持着刀子的女人不敢置信的看着苏染腰上的刀子,手掌颤抖的松开了,苏染黑色的制服看不出红色的血,却是很快湿了一片,‘滴答滴答’的坠红了一片白色地板。
‘苏染!’乐正锦书猛然挥开了女人,‘滚!’苏染腰间一阵剧痛,立刻麻木了半边身子,看向乐正锦书的眼里多了一丝慌乱。旁边的众人愣在当地,乐正锦南抱着欧诗的手掌蓦然松开,被挥开的女人脸庞狰狞的冲了上来,‘坏女人!坏女人!是你抢了锦南!还给我!’欧诗吓得脸色骤白,蜷在乐正锦南怀里不敢抬头,‘锦南。’
这边的混乱立刻引来了保安,很快控制住了疯女人,乐正锦书一把抱起苏染冲出了大厅,‘都给我滚!让开!’苏染扶着腰上的刀子,手指间滴下的血沿着指尖在地板上滴出一串珍珠。
乐正锦华和锦年赶到乐正阳身边时,锦书已经抱着苏染冲出了大厅。

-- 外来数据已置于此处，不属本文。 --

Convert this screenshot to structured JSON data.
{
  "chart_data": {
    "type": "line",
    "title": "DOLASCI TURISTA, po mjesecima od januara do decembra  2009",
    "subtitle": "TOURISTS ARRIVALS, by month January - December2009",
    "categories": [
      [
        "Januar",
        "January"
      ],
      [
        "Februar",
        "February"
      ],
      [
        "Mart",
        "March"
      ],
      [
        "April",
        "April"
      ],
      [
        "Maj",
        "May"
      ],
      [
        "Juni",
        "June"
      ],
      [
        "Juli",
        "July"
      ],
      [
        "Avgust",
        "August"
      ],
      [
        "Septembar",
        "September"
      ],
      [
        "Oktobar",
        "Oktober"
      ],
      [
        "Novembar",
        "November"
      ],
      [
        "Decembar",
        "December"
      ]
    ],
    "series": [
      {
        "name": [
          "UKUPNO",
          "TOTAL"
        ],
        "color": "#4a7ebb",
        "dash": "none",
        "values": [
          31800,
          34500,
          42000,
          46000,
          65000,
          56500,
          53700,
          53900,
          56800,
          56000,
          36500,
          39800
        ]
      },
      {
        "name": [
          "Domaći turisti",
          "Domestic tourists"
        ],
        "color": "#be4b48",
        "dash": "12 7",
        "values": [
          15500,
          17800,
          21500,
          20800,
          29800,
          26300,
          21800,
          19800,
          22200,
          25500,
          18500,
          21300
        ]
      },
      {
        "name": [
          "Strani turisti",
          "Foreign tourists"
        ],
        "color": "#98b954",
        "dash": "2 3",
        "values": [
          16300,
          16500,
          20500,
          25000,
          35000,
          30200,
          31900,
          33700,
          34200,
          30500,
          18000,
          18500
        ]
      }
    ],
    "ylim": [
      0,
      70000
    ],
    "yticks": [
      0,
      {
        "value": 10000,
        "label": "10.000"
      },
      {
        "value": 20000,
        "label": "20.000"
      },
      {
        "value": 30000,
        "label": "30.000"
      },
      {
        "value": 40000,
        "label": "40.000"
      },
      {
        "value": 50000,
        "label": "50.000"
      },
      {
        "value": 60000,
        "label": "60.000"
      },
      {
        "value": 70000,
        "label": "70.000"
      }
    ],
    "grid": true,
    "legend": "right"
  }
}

‘二哥,我们快点跟上三哥,那个疯女人伤的学姐不轻。’乐正锦华扯了锦年的衣袖就要离开,被乐正阳一拐杖打了过去,‘站住。’
‘有你三哥在,苏染不会有事的。今天是你大哥的订婚宴,你闹什么?’
大厅里的气氛凝重了些,还在媒体记者都在另一个大厅,不然这一场闹剧又是一件惊天新闻。
‘锦南,就算你想过去,请你再等一等好吗?’
乐正锦南放在身侧的手掌猛握,他竟然忘记了苏染就在欧诗后面,他竟然忘了她站在那里。欧诗的脸上还有惊吓过后的残留,精致的妆容煞是惹人怜爱,那苏染呢,是她被伤了,痛不痛?

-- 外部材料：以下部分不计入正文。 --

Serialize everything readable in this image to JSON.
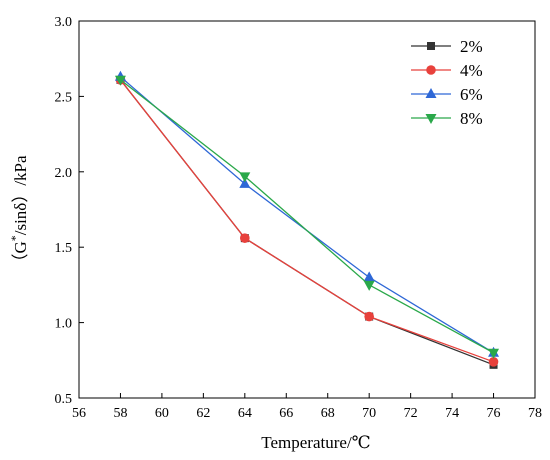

欧诗的祈求响在耳边,如此娇媚的挽着他的胳膊,挽留。‘锦南,别走,求你。’乐正锦南脸上看不出表情,冷冷的抽出了手臂,低声道,‘你惹了什么人,最好自己解决掉。’说完去应付其他的客人了。欧诗僵着一张美丽的小脸盯着离去的背影,嫉妒轻轻划过心底。
她的未婚夫,告诉她,他爱的人只有一个,就是那个为她提裙摆的佣人!苏染,乐正锦南绝对不会是你的。
乖巧懂事的应付完所有客人,欧诗撑足了乐正家的面子,乐正阳宽慰的看着欧诗,亲自将家传戒指交到了欧诗手里。乐正锦南本人却已经消失了,连带着乐正锦年和锦华一起不见了。
欧诗握着戒指,安慰生气的乐正阳,那一派大气深得乐正阳欢心。男人嘛,总会有犯错的时候,也总有知错的时候,还是家里的人好。
医院里,乐正锦书冷冰冰的站在手术室门口,衣服上染满了苏染的血。‘苏染,你不会有事的,我不准你有事。’
手术间里,苏染失血过多昏迷中,医生们已经取掉了刀子,手术台上的苍白脸庞看起来就像一个冰美人,没有了一丝温度。
苏染,不要有事,求你了。
乐正锦书就那么一直站着,任凭路过的人群拍照还是那么站着,直到,手术室的灯,灭了。那双迷人的眼睛才又迸发出了光芒。‘医生,她怎么样了?’